Remortgaging, on the other hand, still accounted for a higher number of loans in March, but the number was only 8% higher than in February and 45% lower than in March 2008.
The CML expects remortgaging to remain muted, both because of attractive reversionary rates automatically cutting in for many borrowers as they come out of their existing deals, and because of reduced remortgaging opportunities for those with reduced levels of equity as a result of falling house prices.
Within house purchase lending, first-time buyers accounted for an increasing share – 40% of loans, up from 38% the previous month. This is the highest proportion since April 2005, although the absolute number of first-time buyers remains low – 12,500, up from 9,200 in February but well below the 17,800 recorded in March 2008 (not seasonally adjusted).
First-time buyers on average borrowed three times their income and 75% of the value of their property in March. Both these average measures were unchanged from February. For those with deposits large enough to enable them to buy, the combination of low interest rates and lower house prices mean that their monthly interest payment now equates to only 15.1% of their income, the lowest proportion since June 2004 (15.1%).
There were 18,900 home mover loans in the month worth £18.9 billion, up from £14.9 billion in February – an increase of 27%, but 34% down on March 2008. The average home mover loan was £115,000, compared with £135,000 in March 2008. Interest payments typically consumed 11.4% of a home mover’s income, the lowest proportion since January 2004 (11.4%).

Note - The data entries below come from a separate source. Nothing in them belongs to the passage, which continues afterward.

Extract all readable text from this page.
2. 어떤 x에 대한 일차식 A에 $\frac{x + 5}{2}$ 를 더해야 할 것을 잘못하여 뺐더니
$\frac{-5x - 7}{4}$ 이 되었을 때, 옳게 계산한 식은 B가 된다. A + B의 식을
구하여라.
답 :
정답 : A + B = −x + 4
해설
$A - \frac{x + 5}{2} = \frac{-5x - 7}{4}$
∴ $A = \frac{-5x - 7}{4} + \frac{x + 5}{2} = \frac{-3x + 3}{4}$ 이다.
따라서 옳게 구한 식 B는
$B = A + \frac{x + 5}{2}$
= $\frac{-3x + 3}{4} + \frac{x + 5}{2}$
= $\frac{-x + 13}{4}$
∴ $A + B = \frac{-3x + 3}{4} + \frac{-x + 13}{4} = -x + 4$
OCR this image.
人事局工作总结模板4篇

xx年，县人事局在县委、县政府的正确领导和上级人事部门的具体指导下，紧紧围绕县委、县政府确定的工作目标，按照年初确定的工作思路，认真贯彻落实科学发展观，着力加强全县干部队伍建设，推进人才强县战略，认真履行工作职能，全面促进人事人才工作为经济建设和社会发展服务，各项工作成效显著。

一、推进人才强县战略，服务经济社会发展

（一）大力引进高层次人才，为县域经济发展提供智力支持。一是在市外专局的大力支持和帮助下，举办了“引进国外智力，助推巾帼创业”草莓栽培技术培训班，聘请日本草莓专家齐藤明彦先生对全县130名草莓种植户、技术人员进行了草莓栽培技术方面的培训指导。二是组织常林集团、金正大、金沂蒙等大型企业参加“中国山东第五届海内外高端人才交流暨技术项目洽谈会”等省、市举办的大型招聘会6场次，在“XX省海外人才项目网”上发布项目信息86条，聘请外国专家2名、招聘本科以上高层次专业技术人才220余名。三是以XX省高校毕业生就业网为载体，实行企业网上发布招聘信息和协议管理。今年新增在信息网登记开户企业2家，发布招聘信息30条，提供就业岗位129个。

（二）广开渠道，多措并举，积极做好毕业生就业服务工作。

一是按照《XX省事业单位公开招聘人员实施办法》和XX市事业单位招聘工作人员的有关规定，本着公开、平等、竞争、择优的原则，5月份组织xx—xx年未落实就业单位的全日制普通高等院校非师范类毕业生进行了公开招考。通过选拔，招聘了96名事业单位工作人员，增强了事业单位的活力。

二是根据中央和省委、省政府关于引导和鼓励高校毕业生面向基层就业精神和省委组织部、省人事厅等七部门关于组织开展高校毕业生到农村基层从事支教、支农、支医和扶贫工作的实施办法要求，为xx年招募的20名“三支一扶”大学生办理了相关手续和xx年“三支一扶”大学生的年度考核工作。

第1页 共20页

CML head of research Bob Pannell said:
"Because the flow of lending is still constrained, there is a sharp dividing line in the housing and mortgage markets between those who can raise a substantial deposit and those who can’t.
"For those who can, the burden of debt payments is low and mortgage interest is consuming proportionately less income than for a number of years. This is good news for now. Even so, a mortgage is a long term commitment. People borrowing now should be mindful of the years ahead when interest rates eventually rise, as they will.
"But for those without substantial deposits, entering the market is still both difficult and uncertain. While there are some signs of demand increasing, house prices remain weak and lending criteria inevitably remain inherently conservative as lenders necessarily seek to rebuild their capital position."